Australian grayling is threatened by a number of factors. Dams and weirs block migration and also block floods and reduce base flows, both of which are important for habitat maintenance and for spawning and movement of grayling larvae and juveniles to and from the sea. Irresponsible forestry and farming practices degrade and fragment river environments through siltation and other effects. Alien trout species threaten grayling through predation and competition. Scientific studies have shown native fish species similar in habitat and lifestyle such as spotted galaxias are severely depressed in number in rivers inhabited by alien trout species (Ault & White 1994), and are forced into sub-optimal feeding locations, feeding times and diets by aggressive competition from alien trout species. A chronic lack of alien-trout-free habitat reserved for galaxias, grayling and other native fish species in south-eastern Australia generally is a major concern.

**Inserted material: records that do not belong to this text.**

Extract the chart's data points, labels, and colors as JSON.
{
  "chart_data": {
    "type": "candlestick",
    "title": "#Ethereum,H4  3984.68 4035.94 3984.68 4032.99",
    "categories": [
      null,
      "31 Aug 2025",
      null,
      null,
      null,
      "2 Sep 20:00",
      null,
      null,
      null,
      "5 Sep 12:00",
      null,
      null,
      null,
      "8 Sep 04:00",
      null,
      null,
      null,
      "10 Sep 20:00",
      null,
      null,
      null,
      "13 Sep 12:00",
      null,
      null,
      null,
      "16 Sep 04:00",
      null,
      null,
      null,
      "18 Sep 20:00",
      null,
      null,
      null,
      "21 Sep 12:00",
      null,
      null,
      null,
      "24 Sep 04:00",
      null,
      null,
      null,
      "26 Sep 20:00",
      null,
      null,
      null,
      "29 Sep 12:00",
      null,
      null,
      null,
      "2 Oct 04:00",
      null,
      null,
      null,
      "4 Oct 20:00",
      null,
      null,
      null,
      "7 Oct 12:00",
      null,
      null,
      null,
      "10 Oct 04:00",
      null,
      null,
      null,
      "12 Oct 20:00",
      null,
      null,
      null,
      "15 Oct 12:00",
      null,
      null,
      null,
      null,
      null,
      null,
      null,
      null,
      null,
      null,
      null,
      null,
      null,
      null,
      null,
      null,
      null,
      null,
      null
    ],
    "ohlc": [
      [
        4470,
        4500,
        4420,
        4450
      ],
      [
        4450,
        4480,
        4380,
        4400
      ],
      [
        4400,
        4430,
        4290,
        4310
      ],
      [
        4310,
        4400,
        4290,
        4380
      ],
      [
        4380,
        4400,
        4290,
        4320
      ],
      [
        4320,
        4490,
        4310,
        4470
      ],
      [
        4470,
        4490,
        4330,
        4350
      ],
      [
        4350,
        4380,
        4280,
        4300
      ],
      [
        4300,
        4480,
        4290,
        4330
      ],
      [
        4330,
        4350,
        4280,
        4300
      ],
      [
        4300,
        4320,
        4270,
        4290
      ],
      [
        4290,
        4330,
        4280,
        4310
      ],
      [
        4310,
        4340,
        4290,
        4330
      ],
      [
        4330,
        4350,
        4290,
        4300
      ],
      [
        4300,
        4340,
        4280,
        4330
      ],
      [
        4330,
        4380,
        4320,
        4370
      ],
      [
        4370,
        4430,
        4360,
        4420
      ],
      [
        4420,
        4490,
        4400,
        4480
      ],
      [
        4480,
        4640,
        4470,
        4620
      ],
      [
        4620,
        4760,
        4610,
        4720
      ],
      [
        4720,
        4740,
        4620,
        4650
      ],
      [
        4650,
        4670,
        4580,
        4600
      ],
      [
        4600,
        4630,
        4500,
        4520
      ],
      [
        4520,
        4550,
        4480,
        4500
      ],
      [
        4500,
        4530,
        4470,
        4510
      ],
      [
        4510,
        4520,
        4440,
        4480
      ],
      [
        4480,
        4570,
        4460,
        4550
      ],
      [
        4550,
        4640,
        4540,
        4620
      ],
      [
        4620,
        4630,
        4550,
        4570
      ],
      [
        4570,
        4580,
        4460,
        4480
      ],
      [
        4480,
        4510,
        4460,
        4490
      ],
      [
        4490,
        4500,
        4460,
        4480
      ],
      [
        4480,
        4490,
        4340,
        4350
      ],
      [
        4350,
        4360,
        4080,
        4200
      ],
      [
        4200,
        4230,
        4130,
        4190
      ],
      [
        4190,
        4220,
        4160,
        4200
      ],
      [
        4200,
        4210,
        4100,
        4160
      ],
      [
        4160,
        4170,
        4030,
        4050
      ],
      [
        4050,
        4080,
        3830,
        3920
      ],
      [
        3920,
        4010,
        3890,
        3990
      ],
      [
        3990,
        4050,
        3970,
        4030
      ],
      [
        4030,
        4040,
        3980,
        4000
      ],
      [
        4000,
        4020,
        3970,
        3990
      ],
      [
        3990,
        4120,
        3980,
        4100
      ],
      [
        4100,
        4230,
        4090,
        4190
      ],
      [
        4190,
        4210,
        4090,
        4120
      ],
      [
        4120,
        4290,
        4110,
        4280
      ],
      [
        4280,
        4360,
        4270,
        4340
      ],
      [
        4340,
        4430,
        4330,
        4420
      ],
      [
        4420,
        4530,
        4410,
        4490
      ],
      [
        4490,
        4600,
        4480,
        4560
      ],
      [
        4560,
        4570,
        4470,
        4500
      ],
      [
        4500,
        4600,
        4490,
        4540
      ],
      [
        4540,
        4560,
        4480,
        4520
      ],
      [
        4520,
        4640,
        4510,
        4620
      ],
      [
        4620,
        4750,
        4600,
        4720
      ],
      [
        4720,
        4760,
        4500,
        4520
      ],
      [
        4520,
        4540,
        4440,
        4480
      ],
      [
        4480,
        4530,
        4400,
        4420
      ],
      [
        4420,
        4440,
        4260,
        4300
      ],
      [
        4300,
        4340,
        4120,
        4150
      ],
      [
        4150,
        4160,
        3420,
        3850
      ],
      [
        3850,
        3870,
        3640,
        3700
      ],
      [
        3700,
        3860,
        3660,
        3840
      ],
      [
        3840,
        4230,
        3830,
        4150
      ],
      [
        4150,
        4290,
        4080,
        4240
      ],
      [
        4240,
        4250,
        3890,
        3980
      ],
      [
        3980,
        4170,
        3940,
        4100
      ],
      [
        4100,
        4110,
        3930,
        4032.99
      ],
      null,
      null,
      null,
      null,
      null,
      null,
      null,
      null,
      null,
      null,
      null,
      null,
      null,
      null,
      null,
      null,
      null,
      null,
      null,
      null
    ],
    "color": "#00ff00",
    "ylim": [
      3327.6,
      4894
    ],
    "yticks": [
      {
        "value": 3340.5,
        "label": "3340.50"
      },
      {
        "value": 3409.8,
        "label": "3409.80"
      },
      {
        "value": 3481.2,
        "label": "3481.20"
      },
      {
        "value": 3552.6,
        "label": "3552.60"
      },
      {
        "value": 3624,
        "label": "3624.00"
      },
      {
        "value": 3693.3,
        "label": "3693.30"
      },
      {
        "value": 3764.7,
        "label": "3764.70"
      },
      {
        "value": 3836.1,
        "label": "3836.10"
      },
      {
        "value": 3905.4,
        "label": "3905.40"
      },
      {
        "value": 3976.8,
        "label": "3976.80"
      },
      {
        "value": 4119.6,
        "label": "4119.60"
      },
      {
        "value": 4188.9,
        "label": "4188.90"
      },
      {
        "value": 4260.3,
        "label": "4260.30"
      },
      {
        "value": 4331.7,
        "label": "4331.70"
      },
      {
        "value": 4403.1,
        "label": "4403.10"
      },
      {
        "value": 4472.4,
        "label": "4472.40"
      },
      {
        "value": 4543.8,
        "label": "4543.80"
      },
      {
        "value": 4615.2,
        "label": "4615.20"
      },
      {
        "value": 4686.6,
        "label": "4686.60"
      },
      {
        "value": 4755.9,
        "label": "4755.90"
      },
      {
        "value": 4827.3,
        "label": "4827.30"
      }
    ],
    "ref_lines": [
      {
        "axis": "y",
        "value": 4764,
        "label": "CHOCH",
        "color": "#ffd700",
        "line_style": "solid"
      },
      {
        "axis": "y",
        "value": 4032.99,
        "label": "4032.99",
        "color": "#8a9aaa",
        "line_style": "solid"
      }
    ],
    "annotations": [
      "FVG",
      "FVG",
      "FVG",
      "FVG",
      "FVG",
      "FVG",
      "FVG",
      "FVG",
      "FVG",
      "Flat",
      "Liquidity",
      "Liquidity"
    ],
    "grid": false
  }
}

Two Australian grayling were observed in the Glenelg River in south-western Victoria in early 2021, the first recorded sighting since 1899. Scientists think that some of the environmental degradation caused after agriculture was introduced into the area was being reversed, and the health of the river and estuary has improved enough for the fish to make a comeback.

Australian grayling are listed as a vulnerable species under Australia's Environment Protection and Biodiversity Conservation Act 1999 and under the IUCN Red List. There are now a number of conservation measures focused on conserving the fish.